Tribunal Administratif de Rennes — Décision N° TA35-2002511

jeudi 16 mars 2023

JuridictionTribunal Administratif de Rennes
SectionTribunal Administratif de Rennes
N° DossierTA35-2002511
TypeDécision
RecoursExcès de pouvoir
Formation6ème Chambre
Avocat requérantSOCIETE D'AVOCATS TEISSONNIERE TOPALOFF LAFFORGUE ANDREU ASSOCIES

Texte intégral

Vu la procédure suivante :

Par une requête et un mémoire enregistrés les 24 juin 2020 et le 28 février 2023, M. B A, représenté par la société d'avocats Teissonnière, Topaloff, Lafforgue, Andreu associés, demande au tribunal :

1°) de condamner l'Etat à lui verser la somme de 30 000 euros, assortie des intérêts de droit à compter de sa première demande d'indemnisation avec capitalisation de ces intérêts, au titre de son préjudice moral et du trouble dans ses conditions d'existence, résultant de la carence fautive de l'Etat (ministère des armées) qui l'a exposé, pendant de nombreuses années, à l'inhalation de poussières d'amiante et aux rayonnements ionisants sans moyen de protection efficace ;

2°) de mettre à la charge de l'Etat la somme de 2 000 euros en application de l'article L. 761-1 du code de justice administrative.

Il soutient que :

- le juge administratif est compétent pour connaître du litige opposant un ouvrier d'Etat, agent public, affecté à la Direction des Constructions Navales (DCN), administration publique rattachée au ministère de la défense jusqu'en 2003 ;

- s'il souligne la carence de l'Etat régulateur, il recherche la responsabilité de l'Etat en tant qu'employeur ;

- l'Etat employeur a failli à ses obligations en ne mettant pas effectivement en œuvre les mesures de protection qui lui incombaient en vertu des prescriptions du décret n° 77-949 du 17 août 1977 et, partant en laissant, pendant de nombreuses années, les ouvriers et agents travaillant dans les ateliers de la DCN au contact de poussières d'amiante sans aucune protection efficace ; cette carence fautive est de nature à engager sa responsabilité ;

- devant la juridiction civile, le ministère de la défense ne conteste plus sa faute inexcusable du fait de l'exposition à l'amiante ;

- l'exposition, notamment sur une longue durée, aux poussières d'amiante réduit l'espérance de vie des personnes concernées et peut provoquer chez elles de graves pathologies ;

- il a été exposé aux rayonnements ionisants du 25 septembre 1975 au 30 avril 2014, sans aucune protection, étant affecté à la pyrotechnie de l'Ile Longue, en qualité de pyrotechnicien ;

- ce n'est que rétroactivement qu'il a obtenu la reconnaissance de son exposition directe aux rayonnements ionisants pendant toute la durée de son affectation à l'Ile Longue ; à cet égard, la DCN de Brest lui a remis le 31 juillet 2008 une fiche médicale de liaison suite à l'exposition professionnelle aux rayonnements ionisants ;

- il est dans une situation d'inquiétude permanente (anxiété), craignant d'apprendre qu'il est atteint d'une grave maladie ; il demande une indemnisation à hauteur de 15 000 euros au titre de son préjudice moral ;

- il sollicite la réparation du trouble dans les conditions d'existence causé par la faute de l'administration à hauteur de 15 000 euros ;

- sa créance n'est pas prescrite ; le point de départ de la prescription quadriennale ne peut courir qu'à compter de la délivrance d'une attestation suffisamment précise et circonstanciée permettant de déterminer la réalité et l'étendue de son préjudice.

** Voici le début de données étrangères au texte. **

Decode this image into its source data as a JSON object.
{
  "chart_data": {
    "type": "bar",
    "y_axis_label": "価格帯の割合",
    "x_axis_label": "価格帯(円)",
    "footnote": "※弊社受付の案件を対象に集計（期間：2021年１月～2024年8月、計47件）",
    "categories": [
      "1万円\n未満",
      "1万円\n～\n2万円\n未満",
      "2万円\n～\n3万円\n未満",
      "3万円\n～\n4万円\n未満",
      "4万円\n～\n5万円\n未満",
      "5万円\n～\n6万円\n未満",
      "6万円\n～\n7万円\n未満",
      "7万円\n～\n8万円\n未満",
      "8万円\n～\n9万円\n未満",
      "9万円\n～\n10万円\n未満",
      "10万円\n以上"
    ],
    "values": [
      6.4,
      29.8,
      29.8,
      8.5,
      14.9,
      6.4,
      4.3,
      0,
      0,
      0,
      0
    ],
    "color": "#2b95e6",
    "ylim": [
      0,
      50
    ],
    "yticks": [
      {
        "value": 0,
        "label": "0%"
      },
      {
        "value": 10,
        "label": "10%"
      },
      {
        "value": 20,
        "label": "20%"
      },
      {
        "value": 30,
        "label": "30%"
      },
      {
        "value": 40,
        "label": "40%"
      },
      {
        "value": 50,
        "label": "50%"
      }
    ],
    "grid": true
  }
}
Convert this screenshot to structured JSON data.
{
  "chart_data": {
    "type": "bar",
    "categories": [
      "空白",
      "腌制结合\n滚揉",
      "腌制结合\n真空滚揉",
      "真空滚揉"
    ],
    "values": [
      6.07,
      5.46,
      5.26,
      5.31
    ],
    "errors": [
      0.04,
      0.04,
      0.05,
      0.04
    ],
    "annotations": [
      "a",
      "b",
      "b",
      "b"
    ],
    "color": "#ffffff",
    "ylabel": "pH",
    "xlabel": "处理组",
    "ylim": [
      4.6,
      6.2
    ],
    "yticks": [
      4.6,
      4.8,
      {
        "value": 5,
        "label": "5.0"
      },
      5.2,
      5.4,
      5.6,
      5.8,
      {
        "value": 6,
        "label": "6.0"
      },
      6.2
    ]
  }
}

Par un mémoire en défense, enregistré le 23 février 2023, le ministre des armées conclut au rejet de la requête.

Il fait valoir que :

- en 1996, l'identification d'un risque lié à un niveau de rayonnement supérieur des têtes nucléaires 75 a amené la DCN de Brest à engager des actions de prévention et de protection des personnels exposés aux rayonnements ionisants, mesures dont M. A a bénéficié lors de son affectation à la pyrotechnie de l'Ile Longue ; par suite, il n'a pas été exposé dans des conditions de nature à caractériser une faute de l'Etat ;

- en outre, l'Etat n'étant plus l'employeur de M. A après le 1er juin 2003, et ce quand bien même le requérant aurait conservé son statut d'ouvrier d'Etat, sa responsabilité ne peut être engagée pour la période postérieure à cette date ;

- aucune conséquence épidémiologique sur la santé n'est décelée en dessous d'une exposition à des doses de radiation inférieures à 100 millisieverts (mSv) ; la législation fixe la valeur limite d'exposition pour l'organisme entier des travailleurs à 20 mSv sur douze mois consécutifs ; les relevés dosimétriques produits par M. A révèlent qu'il a été exposé à des doses sensiblement inférieures à ces seuils ;

- la prescription quadriennale doit être opposée à la demande indemnitaire de M. A au titre des préjudices résultant de l'exposition aux rayonnements ionisants dont il se prévaut.

Vu les autres pièces du dossier.

Vu :

- le code du travail ;

- le code de sécurité sociale ;

- la loi n° 98-1194 du 23 décembre 1998, et notamment son article 41 ;

- le décret n° 77-949 du 17 août 1977 modifié ;

- le décret n° 86-1103 du 2 octobre 1986 ;

- le décret n° 2001-963 du 23 octobre 2001 ;

- le décret n° 2001-1269 du 21 décembre 2001 ;

- l'arrêté du 28 février 1995 pris en application de l'article D. 461-25 du code de la sécurité sociale fixant le modèle type d'attestation d'exposition et les modalités d'examen dans le cadre du suivi post-professionnel des salariés ayant été exposés à des agents ou procédés cancérogènes ;

- le code de justice administrative.

Les parties ont été régulièrement averties du jour de l'audience.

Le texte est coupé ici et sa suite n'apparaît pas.